Raptor diurnal terbagi atas 10 jenis kelompok alapalap (Falconidae) dan 69 jenis kelompok baza, elang, elangalap, elanglaut, elangikan, elangular, elangrawa, rajawali, sikepmadu (Accipitridae dan Pandionidae). Sedangkan raptor nocturnal terdiri atas 9 jenis kelompok serak (Tytonidae) dan 46 jenis kelompok beluk, belukwatu, celepuk, kukuk, pungguk(Strigidae).

Health Manager Pusat Penyelamatan Burung Berkicau, Yayasan Planet Indonesia itu menjelaskan bahwa kepunahan Raptor di Indonesia tidak lain karena lingkaran setan perdagangan Raptor itu sendiri. 

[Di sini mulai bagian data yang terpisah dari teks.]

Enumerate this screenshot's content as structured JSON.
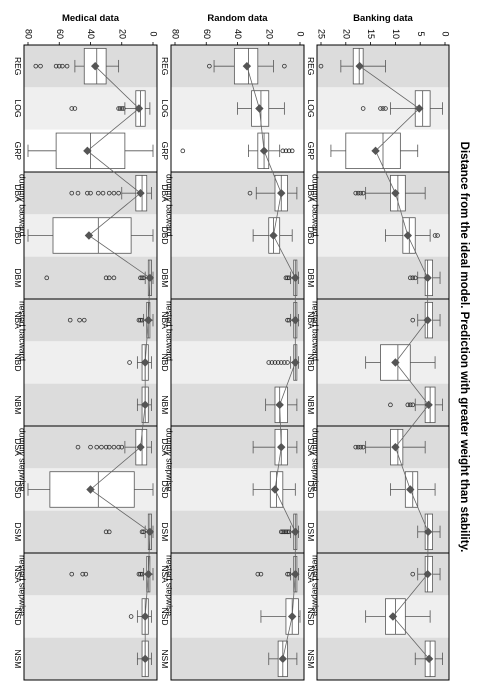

“Banyaknya permintaan dari penghobi membuat pemburu gencar melakukan penangkapan liar Raptor. Semakin langka satwa akan membuat harga menjadi lebih mahal. Hal inilah yang sering dijadikan gengsi diantara penghobi,” ujar dokter Happy.

Apakah dengan memilihara, tambahnya, tingkat kelestarian Raptor menjadi lebih baik? Tentu saja tidak. Raptor atau satwa tersebut saat dilepasliarkan kembali akan sulit beradaptasi karena dari kecilnya sudah sangat banyak campur tangan manusia.

“Cara melestarikan yang benar yaitu tidak memelihara satwa liar (khususnya burung pemangsa), tidak ambil bagian (baik secara langsung ataupun tidak langsung) dalam lingkaran setan perdagangan satwa, kembangkan usaha penangkaran atau budidaya, Jangan gunakan pestisida yang membahayakan bagi burung pemangsa, beralih ke hobi birdwatching,” pungkasnya. (*)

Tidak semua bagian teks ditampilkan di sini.